UK house prices increased by 0.5 per cent in September, meaning average property prices are now £195,585 with growth in London continuing to outpace the rest of the UK.
The annual pace of average UK house price growth picking up modestly to 3.8 per cent, from 3.2 per cent in August.
Robert Gardner, Nationwide’s chief economist, said the data in recent months provides some encouragement that the pace of house price increases may be stabilising close to the pace of earnings growth.
He said: “However, the risk remains that construction activity will lag behind strengthening demand, putting upward pressure on house prices and eventually reducing affordability.
“Indeed, in recent months surveyors have reported historically low levels of properties for sale and increased new buyer enquiries.
“Therefore it is unsurprising that most surveyors expect a pickup in house price growth in the months ahead.”
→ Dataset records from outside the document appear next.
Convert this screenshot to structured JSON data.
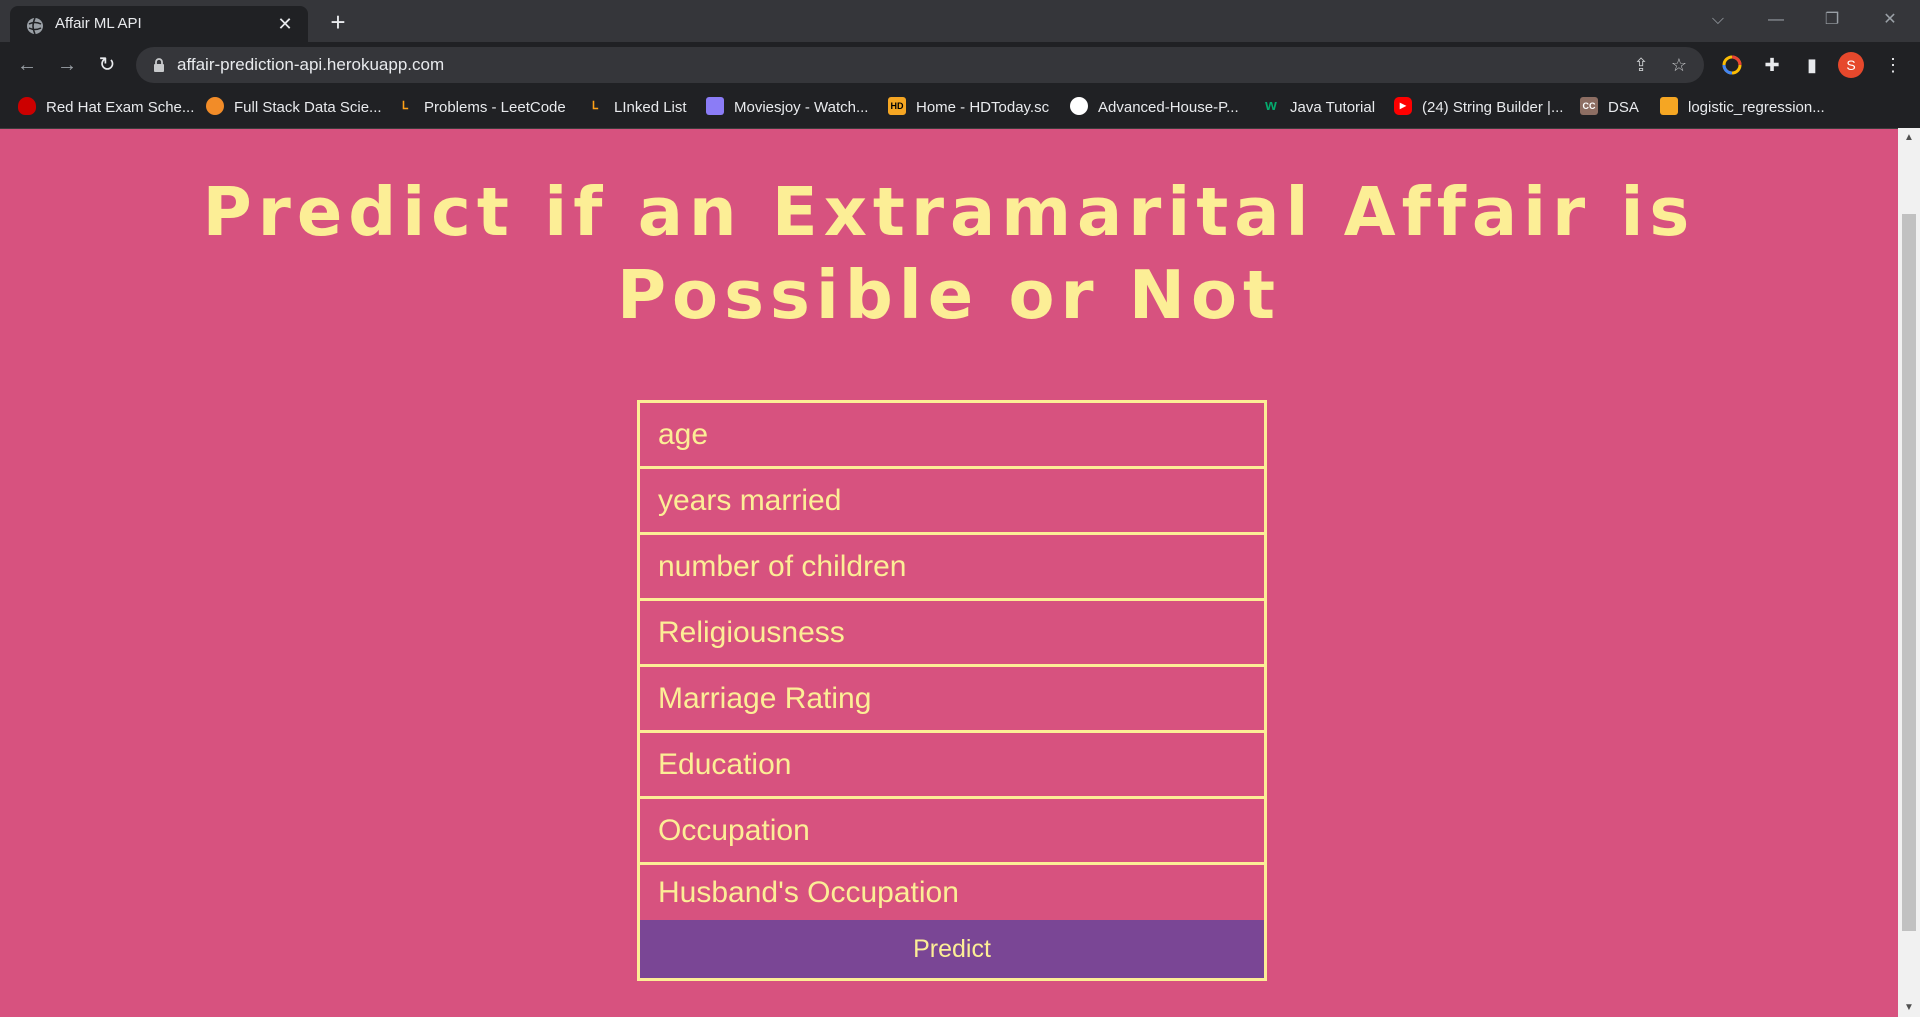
{
  "browser": {
    "tab_title": "Affair ML API",
    "url": "affair-prediction-api.herokuapp.com",
    "profile_initial": "S",
    "bookmarks": [
      {
        "label": "Red Hat Exam Sche...",
        "icon": "redhat-icon",
        "color": "#cc0000"
      },
      {
        "label": "Full Stack Data Scie...",
        "icon": "orange-circle-icon",
        "color": "#f28c28"
      },
      {
        "label": "Problems - LeetCode",
        "icon": "leetcode-icon",
        "color": "#ffa116"
      },
      {
        "label": "LInked List",
        "icon": "leetcode-icon",
        "color": "#ffa116"
      },
      {
        "label": "Moviesjoy - Watch...",
        "icon": "camera-icon",
        "color": "#8b7cf6"
      },
      {
        "label": "Home - HDToday.sc",
        "icon": "hd-icon",
        "color": "#f5a623"
      },
      {
        "label": "Advanced-House-P...",
        "icon": "github-icon",
        "color": "#ffffff"
      },
      {
        "label": "Java Tutorial",
        "icon": "w3schools-icon",
        "color": "#04aa6d"
      },
      {
        "label": "(24) String Builder |...",
        "icon": "youtube-icon",
        "color": "#ff0000"
      },
      {
        "label": "DSA",
        "icon": "cc-icon",
        "color": "#8d6e63"
      },
      {
        "label": "logistic_regression...",
        "icon": "book-icon",
        "color": "#f5a623"
      }
    ]
  },
  "page": {
    "title": "Predict if an Extramarital Affair is Possible or Not",
    "fields": [
      {
        "name": "age-input",
        "placeholder": "age"
      },
      {
        "name": "years-married-input",
        "placeholder": "years married"
      },
      {
        "name": "number-of-children-input",
        "placeholder": "number of children"
      },
      {
        "name": "religiousness-input",
        "placeholder": "Religiousness"
      },
      {
        "name": "marriage-rating-input",
        "placeholder": "Marriage Rating"
      },
      {
        "name": "education-input",
        "placeholder": "Education"
      },
      {
        "name": "occupation-input",
        "placeholder": "Occupation"
      },
      {
        "name": "husbands-occupation-input",
        "placeholder": "Husband's Occupation"
      }
    ],
    "predict_label": "Predict"
  },
  "colors": {
    "background": "#d7527f",
    "accent": "#fcee96",
    "button": "#7a4695"
  }
}
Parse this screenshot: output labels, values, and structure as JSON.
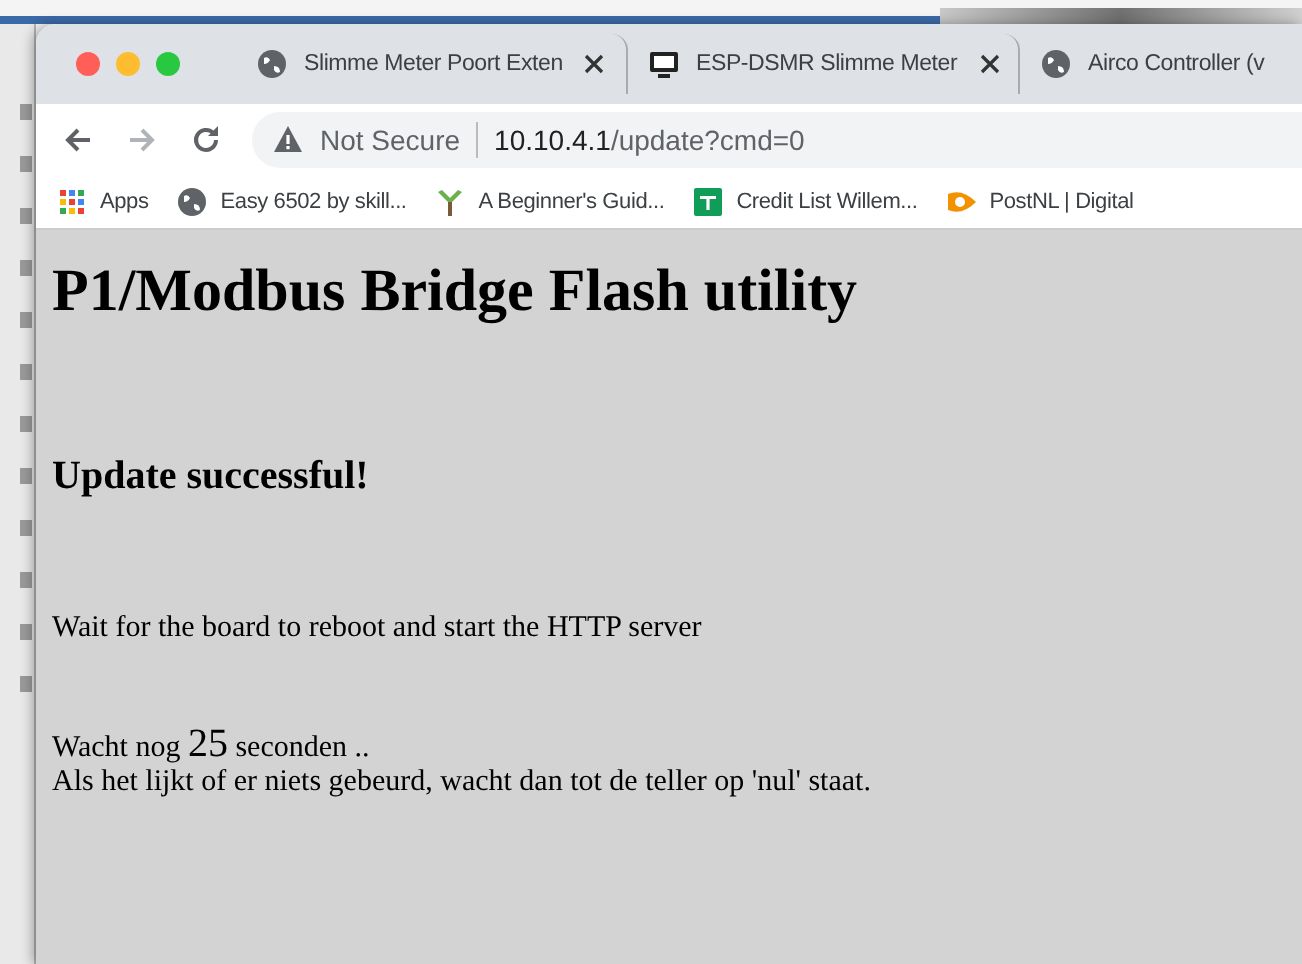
{
  "tabs": [
    {
      "title": "Slimme Meter Poort Exten",
      "selected": false
    },
    {
      "title": "ESP-DSMR Slimme Meter",
      "selected": false
    },
    {
      "title": "Airco Controller (v",
      "selected": false
    }
  ],
  "toolbar": {
    "back_disabled": false,
    "forward_disabled": true,
    "security": "Not Secure",
    "url_host": "10.10.4.1",
    "url_path": "/update?cmd=0"
  },
  "bookmarks": [
    {
      "label": "Apps"
    },
    {
      "label": "Easy 6502 by skill..."
    },
    {
      "label": "A Beginner's Guid..."
    },
    {
      "label": "Credit List Willem..."
    },
    {
      "label": "PostNL | Digital"
    }
  ],
  "page": {
    "title": "P1/Modbus Bridge Flash utility",
    "status": "Update successful!",
    "message": "Wait for the board to reboot and start the HTTP server",
    "wait_prefix": "Wacht nog",
    "countdown": "25",
    "wait_suffix": "seconden ..",
    "hint": "Als het lijkt of er niets gebeurd, wacht dan tot de teller op 'nul' staat."
  }
}
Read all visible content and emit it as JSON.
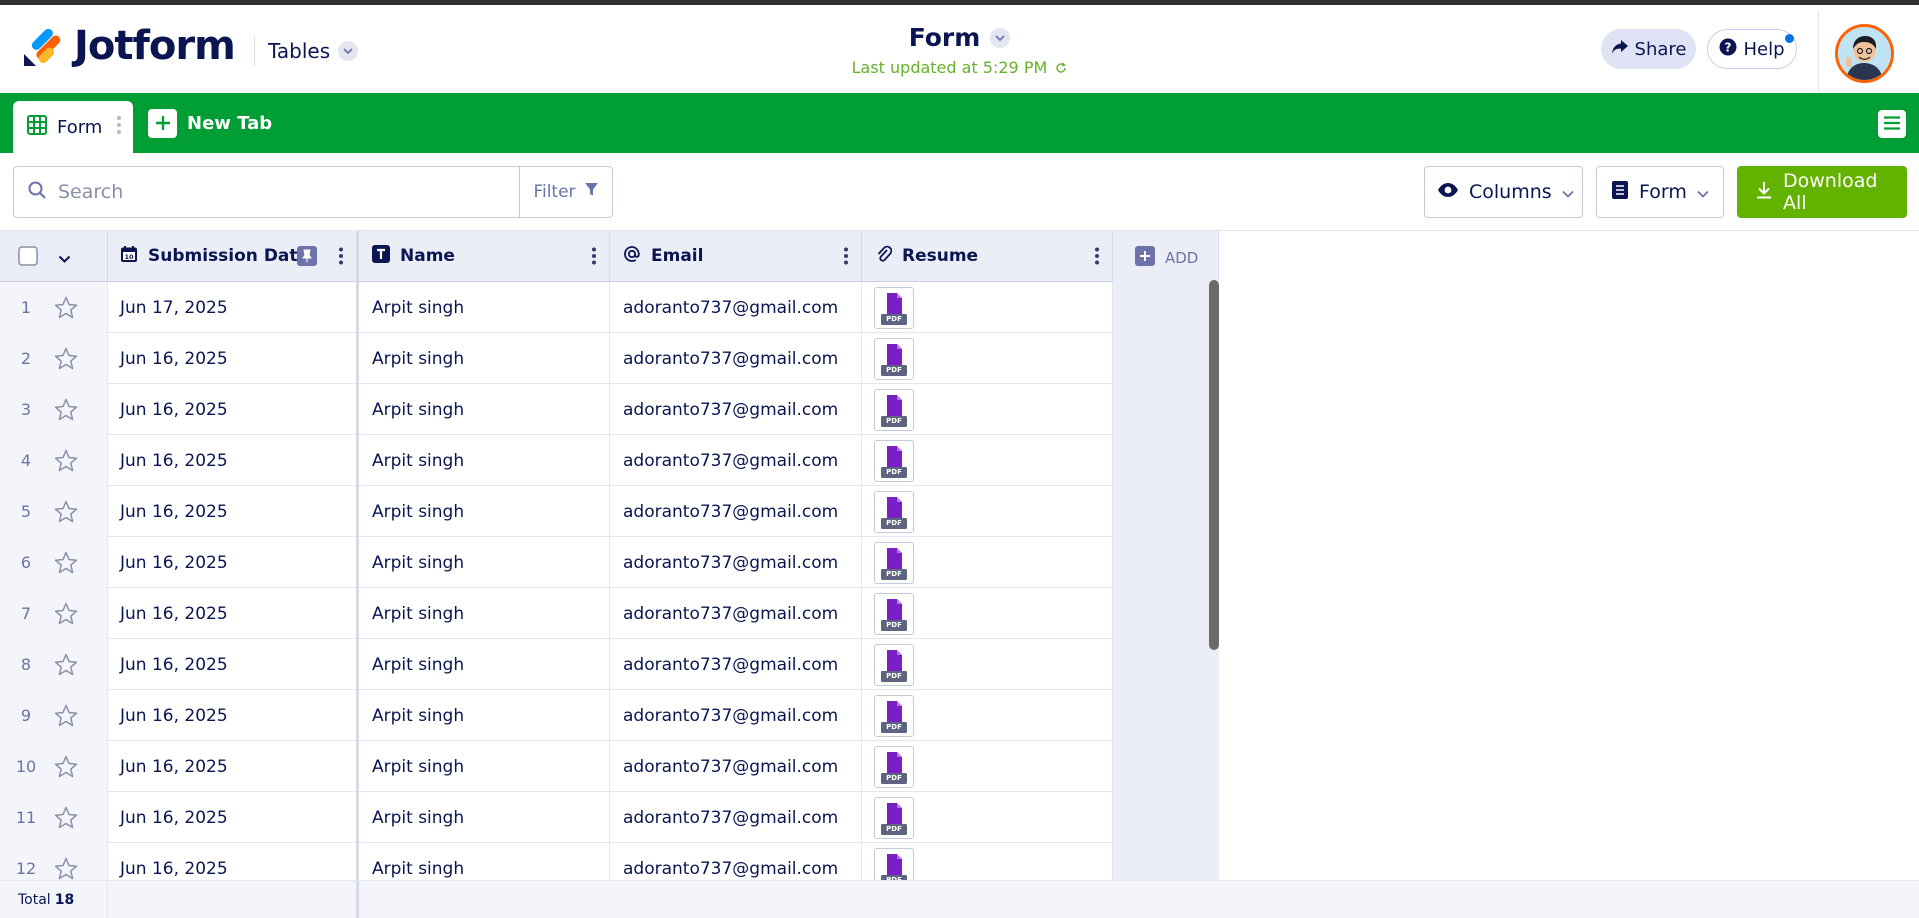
{
  "header": {
    "logo_text": "Jotform",
    "tables_label": "Tables",
    "form_title": "Form",
    "last_updated": "Last updated at 5:29 PM",
    "share_label": "Share",
    "help_label": "Help"
  },
  "tabs": {
    "active_label": "Form",
    "new_tab_label": "New Tab"
  },
  "toolbar": {
    "search_placeholder": "Search",
    "filter_label": "Filter",
    "columns_label": "Columns",
    "form_select_label": "Form",
    "download_label": "Download All"
  },
  "columns": [
    {
      "label": "Submission Date",
      "icon": "calendar-icon"
    },
    {
      "label": "Name",
      "icon": "text-icon"
    },
    {
      "label": "Email",
      "icon": "at-icon"
    },
    {
      "label": "Resume",
      "icon": "paperclip-icon"
    }
  ],
  "add_column_label": "ADD",
  "rows": [
    {
      "num": "1",
      "date": "Jun 17, 2025",
      "name": "Arpit singh",
      "email": "adoranto737@gmail.com",
      "file": "PDF"
    },
    {
      "num": "2",
      "date": "Jun 16, 2025",
      "name": "Arpit singh",
      "email": "adoranto737@gmail.com",
      "file": "PDF"
    },
    {
      "num": "3",
      "date": "Jun 16, 2025",
      "name": "Arpit singh",
      "email": "adoranto737@gmail.com",
      "file": "PDF"
    },
    {
      "num": "4",
      "date": "Jun 16, 2025",
      "name": "Arpit singh",
      "email": "adoranto737@gmail.com",
      "file": "PDF"
    },
    {
      "num": "5",
      "date": "Jun 16, 2025",
      "name": "Arpit singh",
      "email": "adoranto737@gmail.com",
      "file": "PDF"
    },
    {
      "num": "6",
      "date": "Jun 16, 2025",
      "name": "Arpit singh",
      "email": "adoranto737@gmail.com",
      "file": "PDF"
    },
    {
      "num": "7",
      "date": "Jun 16, 2025",
      "name": "Arpit singh",
      "email": "adoranto737@gmail.com",
      "file": "PDF"
    },
    {
      "num": "8",
      "date": "Jun 16, 2025",
      "name": "Arpit singh",
      "email": "adoranto737@gmail.com",
      "file": "PDF"
    },
    {
      "num": "9",
      "date": "Jun 16, 2025",
      "name": "Arpit singh",
      "email": "adoranto737@gmail.com",
      "file": "PDF"
    },
    {
      "num": "10",
      "date": "Jun 16, 2025",
      "name": "Arpit singh",
      "email": "adoranto737@gmail.com",
      "file": "PDF"
    },
    {
      "num": "11",
      "date": "Jun 16, 2025",
      "name": "Arpit singh",
      "email": "adoranto737@gmail.com",
      "file": "PDF"
    },
    {
      "num": "12",
      "date": "Jun 16, 2025",
      "name": "Arpit singh",
      "email": "adoranto737@gmail.com",
      "file": "PDF"
    }
  ],
  "footer": {
    "total_label": "Total",
    "total_value": "18"
  },
  "colors": {
    "brand_green": "#019e36",
    "download_green": "#64b200",
    "navy": "#0a1551",
    "pdf_purple": "#7a1ec6"
  }
}
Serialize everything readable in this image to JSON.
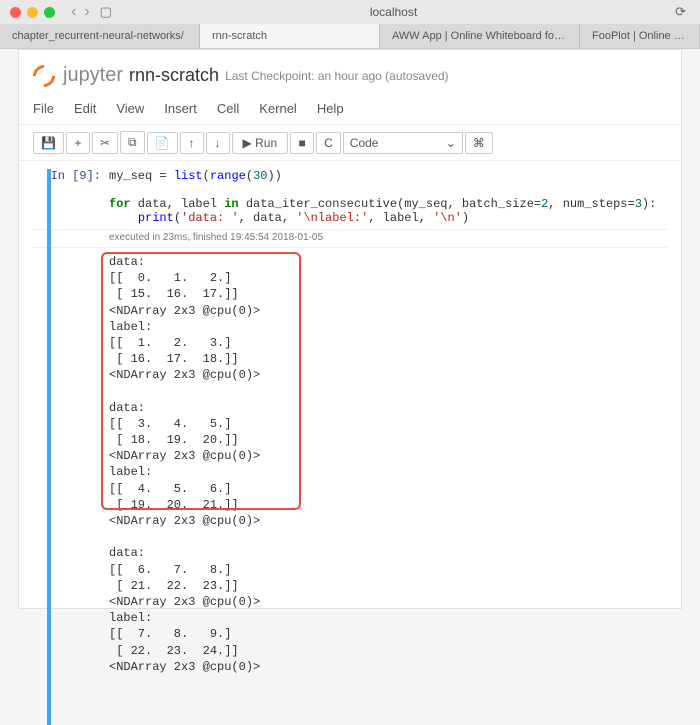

According to the Royal Institution of Chartered Surveyors, property prices are set to climb by 6 per cent this year, double what it predicted at the beginning of the year.
Rics attributed this to the continued imbalance between falling new instructions to sell and rising buyer demand.
According to the survey, 37 per cent more members were expecting prices to continue to increase over the next three months and 76 per cent over the year.
Mr Gardner added growth in London property prices is continuing to outpace the rest of the UK, as the annual rate of growth in London is currently the highest in the country and accelerated to 10.6 per cent in the third quarter, up from 7.3 per cent in the second quarter.
He said: “The slowdown in house price growth since the middle of 2014 has not been confined to, nor has it been driven primarily by, developments in London. Indeed, the capital has continued to see price growth at or above the rate in the UK overall over the past four quarters.”
The gap between London house prices and the rest of the UK has “continued to reach new highs”, Mr Gardner said.
“The price of a typical home in the capital (£443,399 on our measure) is more than double the UK aggregate and more than three and a half times the price of the typical property in the cheapest UK region (the north of England).
“Taking a wider view, regional house price performance was mixed in the third quarter.
“Eight UK regions recorded a slowdown in the annual rate of growth, while five saw acceleration. Most parts of the country continued to see annual house price gains - the exceptions were Scotland and the north west which both recorded small declines.”